An example entry in /etc/fstab
could look like this:
asterix:/backup /backup nfs users,rw,sync,hard,intr,noauto,user 0 0
where "asterix" is the hostname of the NAS and "/backup" is the exported NFS mount. Further information on Synology-specific settings and solutions can be found here
A Raspberry is to be backed up to a file system mounted via SMB, which is provided by a Windows system
DEFAULT_BACKUPTYPE=tar
DEFAULT_KEEPBACKUPS=n
The remote Windows backup file system should be defined in /etc/fstab
and
be mounted automatically. The entire system is backed up each time.
Please note that the file system on the SMB drive must support files larger
than 4GB, because the tar files are usually over 4GB in size. FAT32 is not
sufficient. See also Which filesystem can be used on the backup partition
An example entry in /etc/fstab
could look like this:
//asterix/backup/ /backup cifs noauto,noatime,user,utf8,umask=000,uid=1000,gid=1000,credentials=/etc/samba/auth.asterix.cifsuser 0 0
A major change to the Raspberry is intended and various intermediate states should be backed up for security reasons
This requires a finished configuration of raspiBackup (see previous examples). Then raspiBackup only needs to be configured with the option
-M "This is a descriptive name of the backup"
and a backup with exactly this descriptive name will be created in the backup directory /backup
.
Note: This backup is a so-called snapshot and is ignored during the backup recycle. The backup has to be deleted manually if required.
A USB boot system is to be backed up with additional partitions
In this case, the partition-oriented backup is selected and the partitions to be backed up are configured. In the example, partition 5 should also be backed up.

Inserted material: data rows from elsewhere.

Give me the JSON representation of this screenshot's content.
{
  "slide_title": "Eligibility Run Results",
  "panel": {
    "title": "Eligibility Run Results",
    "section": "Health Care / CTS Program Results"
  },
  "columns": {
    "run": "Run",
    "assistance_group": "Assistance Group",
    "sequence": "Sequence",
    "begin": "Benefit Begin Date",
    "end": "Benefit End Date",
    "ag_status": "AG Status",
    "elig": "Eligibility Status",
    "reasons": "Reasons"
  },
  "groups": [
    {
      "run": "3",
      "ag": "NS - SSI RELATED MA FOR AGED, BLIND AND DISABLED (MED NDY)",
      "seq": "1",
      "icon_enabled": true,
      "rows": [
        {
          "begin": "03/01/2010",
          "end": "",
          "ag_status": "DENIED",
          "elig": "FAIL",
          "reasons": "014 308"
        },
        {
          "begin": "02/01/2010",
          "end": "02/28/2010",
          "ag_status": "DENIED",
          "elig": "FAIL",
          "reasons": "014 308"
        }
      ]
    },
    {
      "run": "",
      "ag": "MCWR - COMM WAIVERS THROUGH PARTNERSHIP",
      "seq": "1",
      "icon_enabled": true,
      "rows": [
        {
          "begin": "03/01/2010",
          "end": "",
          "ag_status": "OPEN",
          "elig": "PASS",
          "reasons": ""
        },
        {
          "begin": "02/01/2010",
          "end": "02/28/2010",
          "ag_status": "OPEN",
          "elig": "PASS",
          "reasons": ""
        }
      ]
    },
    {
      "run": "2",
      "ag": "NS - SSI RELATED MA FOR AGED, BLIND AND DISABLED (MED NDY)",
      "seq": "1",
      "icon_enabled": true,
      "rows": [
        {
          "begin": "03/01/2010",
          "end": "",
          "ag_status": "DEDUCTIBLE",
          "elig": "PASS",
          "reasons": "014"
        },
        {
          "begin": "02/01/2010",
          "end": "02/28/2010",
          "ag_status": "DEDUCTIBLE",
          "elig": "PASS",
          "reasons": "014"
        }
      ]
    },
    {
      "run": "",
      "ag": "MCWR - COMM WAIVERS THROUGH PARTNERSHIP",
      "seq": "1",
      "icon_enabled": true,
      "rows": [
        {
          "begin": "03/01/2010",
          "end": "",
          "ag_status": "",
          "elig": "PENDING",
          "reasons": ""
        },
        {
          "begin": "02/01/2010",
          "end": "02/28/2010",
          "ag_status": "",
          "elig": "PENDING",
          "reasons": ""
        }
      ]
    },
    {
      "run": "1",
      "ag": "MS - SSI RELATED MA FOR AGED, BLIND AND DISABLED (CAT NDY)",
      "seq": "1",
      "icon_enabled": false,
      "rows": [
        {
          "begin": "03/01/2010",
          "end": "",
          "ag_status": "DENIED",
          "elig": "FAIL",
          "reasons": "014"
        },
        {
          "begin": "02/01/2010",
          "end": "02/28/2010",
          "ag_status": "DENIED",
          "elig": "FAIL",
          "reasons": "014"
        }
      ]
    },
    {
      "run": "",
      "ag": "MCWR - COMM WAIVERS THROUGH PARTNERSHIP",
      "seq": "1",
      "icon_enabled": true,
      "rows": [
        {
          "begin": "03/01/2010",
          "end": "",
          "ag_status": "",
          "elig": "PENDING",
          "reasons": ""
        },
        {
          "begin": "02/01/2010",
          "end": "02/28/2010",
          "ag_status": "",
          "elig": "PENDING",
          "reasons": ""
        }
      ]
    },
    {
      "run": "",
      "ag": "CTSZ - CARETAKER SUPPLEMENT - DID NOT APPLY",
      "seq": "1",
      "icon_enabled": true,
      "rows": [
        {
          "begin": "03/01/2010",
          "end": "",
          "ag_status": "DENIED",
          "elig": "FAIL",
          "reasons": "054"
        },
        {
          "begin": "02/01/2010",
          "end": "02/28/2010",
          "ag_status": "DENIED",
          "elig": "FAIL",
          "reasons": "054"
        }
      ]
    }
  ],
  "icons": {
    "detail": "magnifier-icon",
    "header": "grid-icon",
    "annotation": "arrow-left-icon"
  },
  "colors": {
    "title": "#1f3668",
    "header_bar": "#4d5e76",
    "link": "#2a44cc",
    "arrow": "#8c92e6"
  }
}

DEFAULT_PARTITIONBASED_BACKUP=1
DEFAULT_BACKUPTYPE=rsync
DEFAULT_KEEPBACKUPS=n
DEFAULT_PARTITIONS_TO_BACKUP="1 2 5"
A Raspberry is to be backed up to a locally connected USB stick or a locally connected USB disk
DEFAULT_BACKUPTYPE=rsync
DEFAULT_KEEPBACKUPS=n
DEFAULT_BACKUPPATH="/USBStick"
In order for rsync
to use hardlinks and for the backup to be fast, the
backup partition must be formatted with ext3/4. If you want to exchange data with Windows
and the partition was formatted with Windows, use tar
as the backup type.
backup type. However, the backup will then take longer and
and requires considerably more space.
Note: If the USB partition is to be accessible from Windows, it must be formatted with NTFS.
In this case, however, no backup type rsync
is possible. NTFS can only be used with the backup types dd
and tar
and
the DEFAULT_BACKUPTYPE must then be set accordingly.